This graduate course will cover the processes of gene inheritance and gene expression as they are manifested across the entire genome. Students will learn about genome-related technologies, including genome sequencing and mapping. They will also learn about genome structure and how genomes vary across species, as well as the forces driving these evolutionary changes. A significant part of the course will cover genome-level data analyses, and students will complete a major project in genome analysis, in addition to several smaller problem-based assignments
This course will cover the basic concepts of structural bioinformatics and molecular modeling. A broad qualitative overview of macromolecular structure and protein folding will be provided which includes sequence alignment, secondary structure calculation, and tertiary structure prediction. An introduction to programming languages, data mining and algorithms used in Bioinformatics will be covered to provide competence in handling large and complex biological data. The course also offers practical training on the application of computational modelling in aspects of drug discovery.
Computing has become an indispensable tool for scientific research and for businesses. The ability to integrate numerical computation with experimental results becomes a necessary condition for a productive researcher and business operators. The proposed course aims to bridge the gaps between current CS (computer science) graduate programs and the emerging scientific computing needs. In particular, this course focuses on three scripting languages and multiple operating environments for scientific computing and for businesses. Driven by increasingly sophisticated data needs, scripting languages have emerged from obscurity to prominence for their versatility and ease of use. For practical scientific computing projects, scripting has become critical for integrating computational results with multiple scientific research formulations and for delivering market insights for businesses.
This course is designed to provide a basic introduction to experimental and computational methods used in protein structure determination and molecular modeling. The course emphasis will be on the use of computational methods to understand protein folding, dynamics and structure based drug design. The course will provide practical training in the application of modeling techniques in drug discovery.
This is a course on the application of genome-related concepts to genome sequence data. Students will gain familiarity with both existing software and with basic programming (scripting) skills for problems in genomics. Further, students will come to understand the connections between standard computational and statistical approaches and their underpinnings in those fields increasingly dominated by genomic approaches, These include the fields of molecular evolution, population genetics, molecular genetics, molecular biology, and biochemistry. The course will be a hands-on computational lab course, with students working on problems and assignments in class using their laptop computers. Shell scripting and the programming language Python will be used for most of the course.
This course will examine the social, legal, and privacy issues of applying computational approaches to large datasets including those from personal genome projects. The class will expose students to variation-based approaches in genomics, policies and strategies to share genomic data, database management and security, open-access and open-source philosophies, the ethics of collecting, storing, and disseminating human data, and HIPAA, FDA, and IRB regulatory policies for health care professionals and bioinformaticians. Students will be given the opportunity to discuss contemporary case studies, in addition to NIH-sanctioned online training modules (Responsible Conduct in Research).

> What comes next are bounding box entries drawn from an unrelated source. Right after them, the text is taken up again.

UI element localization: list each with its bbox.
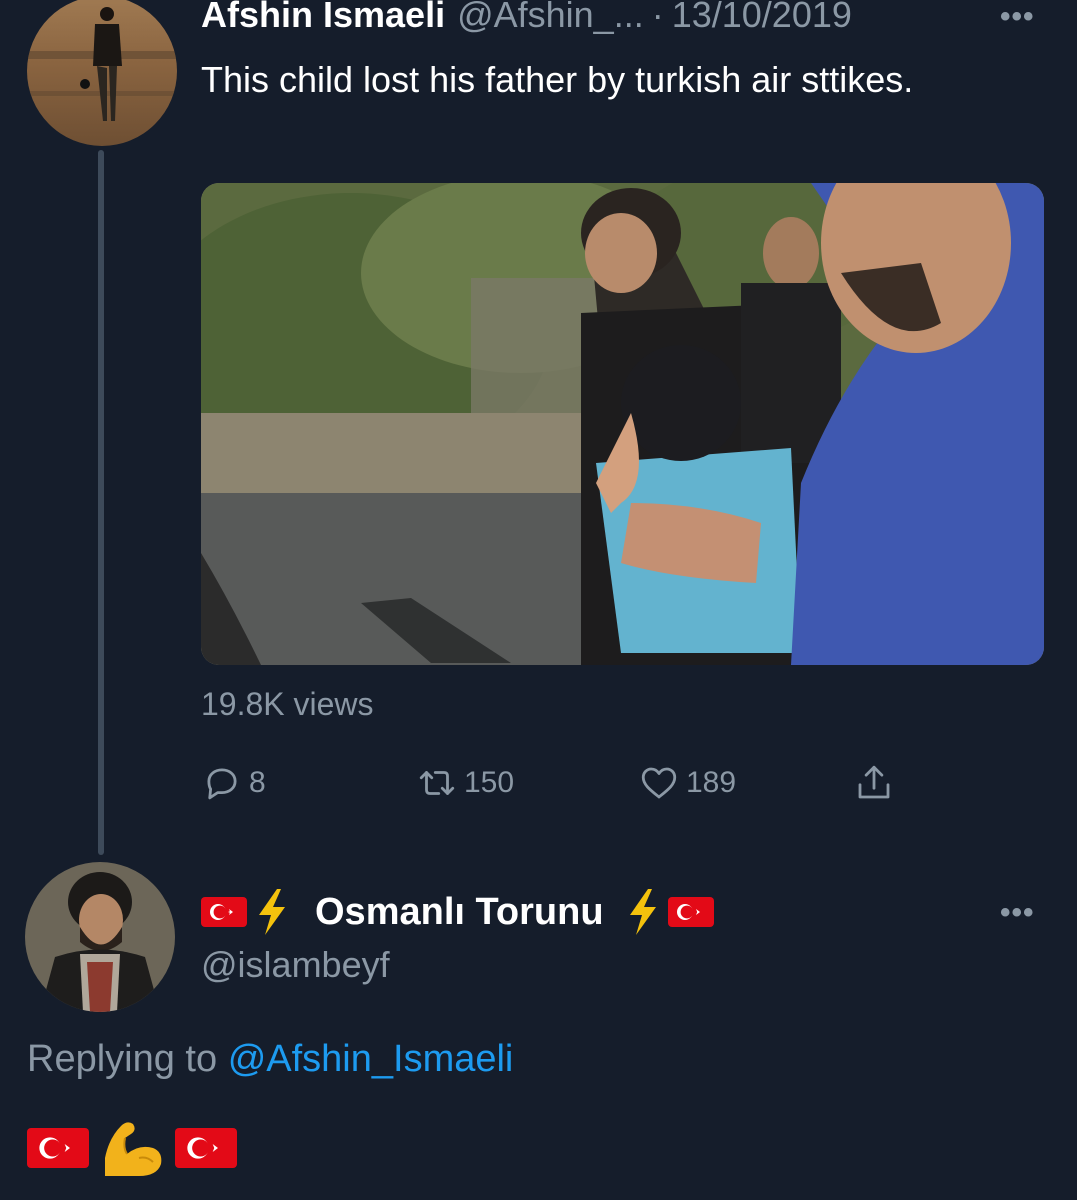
retweet-icon xyxy=(419,771,455,795)
heart-icon xyxy=(641,767,677,799)
turkish-flag-icon xyxy=(175,1128,237,1168)
reply-author-handle[interactable]: @islambeyf xyxy=(201,944,390,986)
replying-to-prefix: Replying to xyxy=(27,1038,218,1080)
more-options-icon[interactable]: ••• xyxy=(1000,2,1035,32)
reply-count: 8 xyxy=(249,766,266,799)
reply-author-name-row[interactable]: Osmanlı Torunu xyxy=(201,886,714,938)
replying-to-line: Replying to @Afshin_Ismaeli xyxy=(27,1038,513,1081)
author-name[interactable]: Afshin Ismaeli xyxy=(201,0,445,36)
turkish-flag-icon xyxy=(201,897,247,927)
lightning-bolt-icon xyxy=(629,889,656,935)
tweet-actions: 8 150 189 xyxy=(201,758,921,808)
reply-author-avatar[interactable] xyxy=(25,862,175,1012)
author-avatar[interactable] xyxy=(27,0,177,146)
reply-more-options-icon[interactable]: ••• xyxy=(1000,898,1035,928)
author-handle[interactable]: @Afshin_... xyxy=(457,0,644,36)
turkish-flag-icon xyxy=(667,897,714,927)
like-count: 189 xyxy=(686,766,737,799)
tweet-header: Afshin Ismaeli @Afshin_... · 13/10/2019 xyxy=(201,0,1061,40)
thread-connector-line xyxy=(98,150,104,855)
header-separator: · xyxy=(651,0,664,35)
view-count: 19.8K views xyxy=(201,686,374,722)
reply-button[interactable]: 8 xyxy=(201,758,266,808)
reply-author-name: Osmanlı Torunu xyxy=(315,890,604,933)
retweet-button[interactable]: 150 xyxy=(416,758,514,808)
replying-to-mention[interactable]: @Afshin_Ismaeli xyxy=(228,1038,514,1080)
reply-text xyxy=(27,1118,237,1178)
reply-icon xyxy=(207,768,237,800)
tweet-date[interactable]: 13/10/2019 xyxy=(672,0,852,36)
retweet-count: 150 xyxy=(464,766,515,799)
share-icon xyxy=(858,765,890,799)
like-button[interactable]: 189 xyxy=(638,758,736,808)
flexed-biceps-icon xyxy=(105,1122,162,1176)
tweet-video[interactable] xyxy=(201,183,1044,665)
tweet-text: This child lost his father by turkish ai… xyxy=(201,59,914,100)
lightning-bolt-icon xyxy=(259,889,285,935)
turkish-flag-icon xyxy=(27,1128,89,1168)
share-button[interactable] xyxy=(853,758,901,808)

The PSM program prepares graduates for careers in biotechnology-related fields with a strong emphasis on skill areas that include management, policy and regulation in addition to scientific discovery. This course will provide students with career exposure through interviews with professionals in government and industry and will assist students in developing a career plan. Students will develop a white paper on the current state of Biotechnology based on new advances and challenges in the past year. Members of the advisory board will participate in facilitating the course.

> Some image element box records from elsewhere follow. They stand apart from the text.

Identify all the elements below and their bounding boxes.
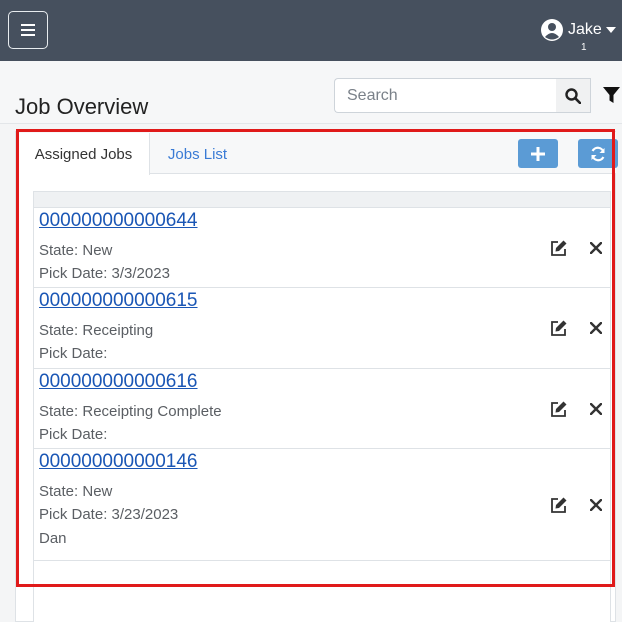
close-icon[interactable] — [587, 495, 605, 515]
list-header — [34, 192, 610, 208]
tab-jobs-list[interactable]: Jobs List — [150, 133, 245, 175]
chevron-down-icon — [605, 27, 616, 33]
edit-icon[interactable] — [549, 318, 569, 338]
tab-bar: Assigned Jobs Jobs List — [16, 132, 618, 175]
filter-button[interactable] — [601, 84, 622, 106]
job-id-link[interactable]: 000000000000615 — [39, 290, 198, 312]
job-pick-date: Pick Date: — [39, 426, 108, 443]
job-pick-date: Pick Date: — [39, 345, 108, 362]
add-job-button[interactable] — [518, 139, 558, 168]
notification-count: 1 — [581, 42, 587, 53]
filter-icon — [603, 86, 620, 103]
user-circle-icon — [541, 19, 563, 41]
job-item: 000000000000644 State: New Pick Date: 3/… — [34, 208, 610, 288]
menu-toggle-button[interactable] — [8, 11, 48, 49]
refresh-icon — [591, 146, 605, 161]
job-list: 000000000000644 State: New Pick Date: 3/… — [33, 191, 611, 622]
job-state: State: Receipting — [39, 322, 154, 339]
job-item: 000000000000616 State: Receipting Comple… — [34, 369, 610, 449]
close-icon[interactable] — [587, 399, 605, 419]
close-icon[interactable] — [587, 238, 605, 258]
job-item: 000000000000615 State: Receipting Pick D… — [34, 288, 610, 369]
job-id-link[interactable]: 000000000000644 — [39, 210, 198, 232]
user-menu[interactable]: Jake — [541, 17, 616, 43]
search-input[interactable] — [334, 78, 556, 113]
job-state: State: Receipting Complete — [39, 403, 222, 420]
refresh-button[interactable] — [578, 139, 618, 168]
jobs-card: Assigned Jobs Jobs List 000000000000644 … — [15, 131, 618, 622]
hamburger-icon — [21, 24, 35, 36]
close-icon[interactable] — [587, 318, 605, 338]
job-pick-date: Pick Date: 3/3/2023 — [39, 265, 170, 282]
edit-icon[interactable] — [549, 399, 569, 419]
search-icon — [565, 87, 581, 104]
job-pick-date: Pick Date: 3/23/2023 — [39, 506, 179, 523]
job-id-link[interactable]: 000000000000616 — [39, 371, 198, 393]
job-id-link[interactable]: 000000000000146 — [39, 451, 198, 473]
plus-icon — [531, 146, 545, 161]
job-assignee: Dan — [39, 530, 67, 547]
page-title: Job Overview — [15, 94, 149, 119]
tab-assigned-jobs[interactable]: Assigned Jobs — [18, 133, 150, 175]
top-navbar: Jake 1 — [0, 0, 622, 61]
job-state: State: New — [39, 483, 113, 500]
edit-icon[interactable] — [549, 495, 569, 515]
search-button[interactable] — [556, 78, 591, 113]
user-name: Jake — [568, 21, 602, 38]
job-state: State: New — [39, 242, 113, 259]
job-item: 000000000000146 State: New Pick Date: 3/… — [34, 449, 610, 561]
edit-icon[interactable] — [549, 238, 569, 258]
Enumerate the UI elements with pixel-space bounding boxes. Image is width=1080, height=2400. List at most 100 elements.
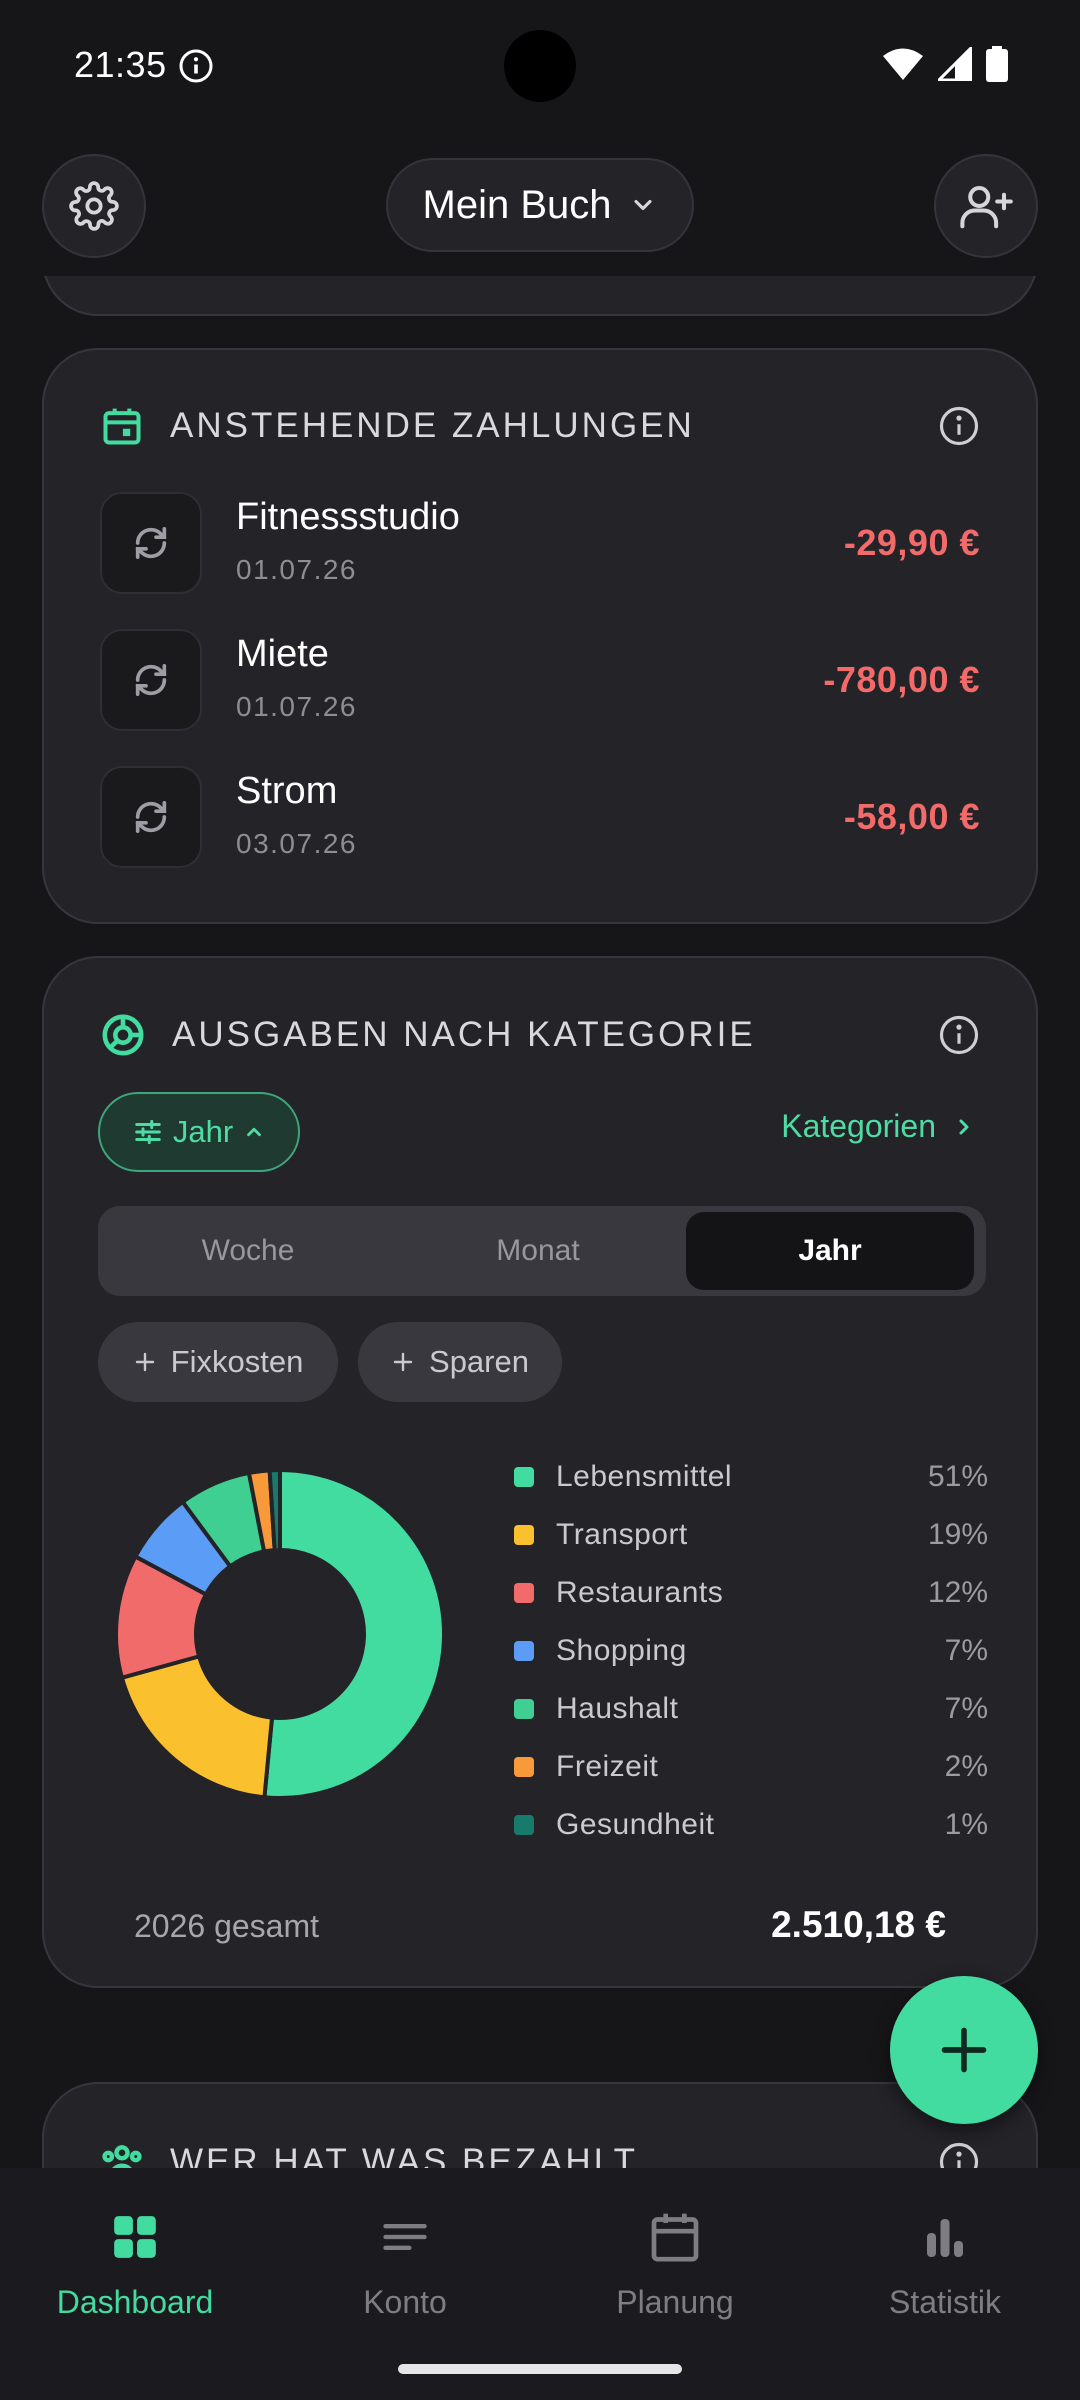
who-paid-card: WER HAT WAS BEZAHLT <box>42 2082 1038 2168</box>
nav-dashboard[interactable]: Dashboard <box>0 2202 270 2342</box>
nav-account-label: Konto <box>363 2284 447 2320</box>
invite-member-button[interactable] <box>934 154 1038 258</box>
legend-swatch <box>514 1467 534 1487</box>
chevron-up-icon <box>247 1127 262 1137</box>
book-selector[interactable]: Mein Buch <box>386 158 694 252</box>
payment-icon-box <box>100 766 202 868</box>
legend-swatch <box>514 1641 534 1661</box>
gear-icon <box>69 181 119 231</box>
segment-month[interactable]: Monat <box>394 1212 682 1290</box>
nav-account[interactable]: Konto <box>270 2202 540 2342</box>
upcoming-title: ANSTEHENDE ZAHLUNGEN <box>170 406 695 445</box>
legend-swatch <box>514 1815 534 1835</box>
plus-icon <box>941 2027 987 2073</box>
segment-year[interactable]: Jahr <box>686 1212 974 1290</box>
upcoming-payments-card: ANSTEHENDE ZAHLUNGEN Fitnessstudio 01.07… <box>42 348 1038 924</box>
info-icon[interactable] <box>938 405 980 447</box>
legend-label: Gesundheit <box>556 1808 715 1841</box>
chevron-down-icon <box>634 199 653 211</box>
period-segmented-control: Woche Monat Jahr <box>98 1206 986 1296</box>
add-fixed-costs-chip[interactable]: Fixkosten <box>98 1322 338 1402</box>
payment-icon-box <box>100 492 202 594</box>
payment-name: Fitnessstudio <box>236 496 460 538</box>
nav-dashboard-label: Dashboard <box>56 2284 214 2320</box>
camera-cutout <box>504 30 576 102</box>
legend-label: Restaurants <box>556 1576 724 1609</box>
status-icons <box>882 46 1008 82</box>
settings-button[interactable] <box>42 154 146 258</box>
legend-percent: 51% <box>927 1460 988 1493</box>
calendar-icon <box>651 2213 699 2262</box>
legend-item: Lebensmittel 51% <box>514 1448 988 1506</box>
payment-date: 01.07.26 <box>236 554 357 585</box>
home-indicator <box>398 2364 682 2374</box>
donut-slice-transport[interactable] <box>119 1653 275 1800</box>
user-plus-icon <box>960 185 1013 229</box>
payment-amount: -780,00 € <box>823 659 980 700</box>
sliders-icon <box>135 1119 161 1145</box>
plus-icon <box>135 1352 154 1372</box>
book-title: Mein Buch <box>422 182 612 227</box>
wifi-icon <box>883 48 923 80</box>
repeat-icon <box>135 527 167 559</box>
status-time: 21:35 <box>74 44 167 85</box>
calendar-icon <box>103 408 141 445</box>
legend-percent: 19% <box>927 1518 988 1551</box>
legend-percent: 7% <box>944 1634 988 1667</box>
info-icon[interactable] <box>938 1014 980 1056</box>
legend-item: Shopping 7% <box>514 1622 988 1680</box>
who-paid-title: WER HAT WAS BEZAHLT <box>170 2142 638 2168</box>
chevron-right-icon <box>959 1119 969 1134</box>
who-paid-header: WER HAT WAS BEZAHLT <box>100 2140 980 2168</box>
expenses-by-category-card: AUSGABEN NACH KATEGORIE Jahr Kategorien <box>42 956 1038 1988</box>
payment-amount: -29,90 € <box>843 522 980 563</box>
legend-swatch <box>514 1757 534 1777</box>
nav-statistics[interactable]: Statistik <box>810 2202 1080 2342</box>
upcoming-header: ANSTEHENDE ZAHLUNGEN <box>100 404 980 448</box>
dashboard-icon <box>114 2216 156 2258</box>
period-filter-chip[interactable]: Jahr <box>98 1092 300 1172</box>
legend-item: Haushalt 7% <box>514 1680 988 1738</box>
legend-item: Gesundheit 1% <box>514 1796 988 1854</box>
segment-week[interactable]: Woche <box>104 1212 392 1290</box>
legend-item: Restaurants 12% <box>514 1564 988 1622</box>
payment-row[interactable]: Miete 01.07.26 -780,00 € <box>100 629 980 733</box>
info-icon[interactable] <box>938 2141 980 2168</box>
status-bar: 21:35 <box>0 0 1080 130</box>
payment-name: Miete <box>236 633 329 675</box>
legend-swatch <box>514 1525 534 1545</box>
nav-planning-label: Planung <box>616 2284 734 2320</box>
add-transaction-fab[interactable] <box>890 1976 1038 2124</box>
payment-row[interactable]: Fitnessstudio 01.07.26 -29,90 € <box>100 492 980 596</box>
legend-label: Lebensmittel <box>556 1460 733 1493</box>
previous-card <box>42 276 1038 316</box>
payment-name: Strom <box>236 770 338 812</box>
legend-swatch <box>514 1699 534 1719</box>
period-filter-label: Jahr <box>172 1114 234 1149</box>
signal-icon <box>938 47 972 81</box>
plus-icon <box>393 1352 413 1372</box>
group-icon <box>102 2145 142 2168</box>
legend-label: Shopping <box>556 1634 687 1667</box>
category-donut-chart[interactable] <box>112 1466 448 1802</box>
category-legend: Lebensmittel 51% Transport 19% Restaurants 12… <box>514 1448 988 1854</box>
nav-planning[interactable]: Planung <box>540 2202 810 2342</box>
legend-percent: 7% <box>944 1692 988 1725</box>
payment-date: 03.07.26 <box>236 828 357 859</box>
total-label: 2026 gesamt <box>134 1908 320 1944</box>
legend-item: Transport 19% <box>514 1506 988 1564</box>
repeat-icon <box>135 801 167 833</box>
categories-link[interactable]: Kategorien <box>781 1108 976 1145</box>
legend-percent: 12% <box>927 1576 988 1609</box>
dashboard-scroll-area[interactable]: ANSTEHENDE ZAHLUNGEN Fitnessstudio 01.07… <box>0 276 1080 2168</box>
legend-item: Freizeit 2% <box>514 1738 988 1796</box>
payment-amount: -58,00 € <box>843 796 980 837</box>
add-savings-label: Sparen <box>429 1344 529 1379</box>
donut-slice-lebensmittel[interactable] <box>262 1467 446 1800</box>
categories-header: AUSGABEN NACH KATEGORIE <box>100 1012 980 1058</box>
payment-row[interactable]: Strom 03.07.26 -58,00 € <box>100 766 980 870</box>
legend-swatch <box>514 1583 534 1603</box>
add-savings-chip[interactable]: Sparen <box>358 1322 562 1402</box>
payment-date: 01.07.26 <box>236 691 357 722</box>
legend-label: Transport <box>556 1518 688 1551</box>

Biostatistics is an important part of the research activities related to biological and medical issues. Statistics is used to analyze phenomena with random properties and is often essential to draw the right conclusions based on a data set. The course will be designed to cover different statistical methods for data analysis mainly applied to medical and biological problems. Advanced undergraduate and graduate students with interests in medicine and biomedical research will benefit most from the course. However statistical methods that can be applied to behavioral science and ecology will also be covered.